Cuando Cristóbal Colón presento a los reyes de España su proyecto para llegar a las Indias el motivo primordial era tener un puente comercial con este región, Europa se encontraba inmersa en el intercambio de especias con los reinos de Medio Oriente y del sur de Asía, y las únicas vías de acceso era por tierra, con tiempos prolongados y muy caro, o por el mar Mediterráneo; España, al igual que Portugal se encontraba en el extremo del continente, por lo que el costo y el riesgo de robo incrementaba. Tomando en cuenta la teoría de que la tierra era redonda, todo un suceso para la época, y utilizando la lógica de la navegación, ideo un viaje en el que se fuera en dirección contraria, para darle la vuelta al globo.

Durante su viaje, y un aspecto común en los marineros de la época, enfermedades por falta de nutrientes asolaban y podían dejar caer en la desesperación a cualquiera. El escorbuto, deficiencia de vitamina C, representó un factor importante en la caída de la moral y la pérdida de vidas durante los trayectos. A su llegada a América, como en reiteradas ocasiones hemos mencionado, el descubrimiento de otros alimentos representó una solución para combatir esta clase de padecimientos.

Pero, específicamente en este caso, encontramos un ejemplo un tanto olvidado. Según las crónicas de Fray Bernardino de Sahagún, los indígenas se untaban un fruto picante, el chile, en las encías, para aliviarlas; a este fruto lo asociaron con la pimienta, por un relativo parecido en picor. Sin tener propiamente un conocimiento en cuanto a sus componentes químicos, el chile resulto un buen remedio para sosegar el problema bucal ocasionado por el escorbuto, aunque a su llegada a Europa la sensación fue poco aceptada, no así en el caso de los chiles dulces, quienes serían denominados como pimentón o pimientos.
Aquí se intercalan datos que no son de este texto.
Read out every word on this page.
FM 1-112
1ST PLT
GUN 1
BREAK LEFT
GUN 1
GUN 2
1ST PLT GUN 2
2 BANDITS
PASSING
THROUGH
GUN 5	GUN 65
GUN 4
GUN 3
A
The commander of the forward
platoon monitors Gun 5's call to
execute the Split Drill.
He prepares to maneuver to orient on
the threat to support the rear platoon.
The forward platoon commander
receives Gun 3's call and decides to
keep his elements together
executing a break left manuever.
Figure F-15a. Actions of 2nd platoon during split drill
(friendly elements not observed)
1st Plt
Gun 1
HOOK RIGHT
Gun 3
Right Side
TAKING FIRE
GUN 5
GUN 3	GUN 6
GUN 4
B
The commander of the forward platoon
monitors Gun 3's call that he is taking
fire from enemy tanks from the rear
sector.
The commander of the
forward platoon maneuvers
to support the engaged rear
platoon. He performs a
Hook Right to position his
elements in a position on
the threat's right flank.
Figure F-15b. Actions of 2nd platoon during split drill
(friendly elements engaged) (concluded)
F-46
Casualmente, la ruta del chile tomaría camino rumbo a África, quienes la incluirían de manera permanente en sus dietas, a base de cereales y leguminosas; posteriormente se trasladaría hacia el Medio Oriente y las regiones árabes, donde compaginaría con el uso de especias picantes, sabores intensos y contrastantes; siguiendo los recorridos comerciales llegaría hasta China, India, Singapur, Vietnam, entre otras, las cuales aprovecharían sus propiedades y aportes tanto a su dieta como a su salud.
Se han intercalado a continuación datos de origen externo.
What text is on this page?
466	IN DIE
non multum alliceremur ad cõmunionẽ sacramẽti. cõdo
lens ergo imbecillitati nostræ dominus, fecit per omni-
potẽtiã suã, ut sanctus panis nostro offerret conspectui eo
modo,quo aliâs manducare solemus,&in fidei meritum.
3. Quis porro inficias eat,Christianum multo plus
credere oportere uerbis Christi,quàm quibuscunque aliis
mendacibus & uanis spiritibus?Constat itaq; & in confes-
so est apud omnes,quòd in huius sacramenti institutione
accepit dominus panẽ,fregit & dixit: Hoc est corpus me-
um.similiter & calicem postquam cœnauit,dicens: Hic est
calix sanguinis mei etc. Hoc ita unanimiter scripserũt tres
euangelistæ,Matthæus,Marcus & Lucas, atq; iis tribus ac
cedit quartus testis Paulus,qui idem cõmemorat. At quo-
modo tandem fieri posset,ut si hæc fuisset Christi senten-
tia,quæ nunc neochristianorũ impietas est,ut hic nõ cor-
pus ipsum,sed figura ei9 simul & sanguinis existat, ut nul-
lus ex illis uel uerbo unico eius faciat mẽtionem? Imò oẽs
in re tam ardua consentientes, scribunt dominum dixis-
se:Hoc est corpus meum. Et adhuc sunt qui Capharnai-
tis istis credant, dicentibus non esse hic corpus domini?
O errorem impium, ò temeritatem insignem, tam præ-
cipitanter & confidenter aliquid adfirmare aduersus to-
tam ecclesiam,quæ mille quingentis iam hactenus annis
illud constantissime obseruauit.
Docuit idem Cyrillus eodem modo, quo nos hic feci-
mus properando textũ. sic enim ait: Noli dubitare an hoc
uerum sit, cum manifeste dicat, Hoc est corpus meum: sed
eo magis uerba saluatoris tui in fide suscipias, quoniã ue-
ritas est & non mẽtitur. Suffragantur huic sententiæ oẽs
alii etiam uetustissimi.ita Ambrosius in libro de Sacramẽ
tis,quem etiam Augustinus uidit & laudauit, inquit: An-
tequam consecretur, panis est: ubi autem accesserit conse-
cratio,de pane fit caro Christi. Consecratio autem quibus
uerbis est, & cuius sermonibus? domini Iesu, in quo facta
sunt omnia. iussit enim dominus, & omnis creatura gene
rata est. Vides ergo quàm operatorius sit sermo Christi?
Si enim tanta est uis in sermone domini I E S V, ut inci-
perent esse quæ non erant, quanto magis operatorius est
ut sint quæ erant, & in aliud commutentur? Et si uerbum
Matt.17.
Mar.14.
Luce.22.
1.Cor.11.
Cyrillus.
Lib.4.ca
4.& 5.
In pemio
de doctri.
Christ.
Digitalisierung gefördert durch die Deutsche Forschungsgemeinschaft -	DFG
Sin sonar chauvinista, el cuerno de la abundancia que encontraron tanto europeos, sin mencionar a asiáticos ni africanos, representó una válvula de escape tanto alimentaria como política y hasta social, con su intercambio comercial se enriqueció la variedad de alimentos, aunque América se volvió objetivo de conquista y el resto es historia.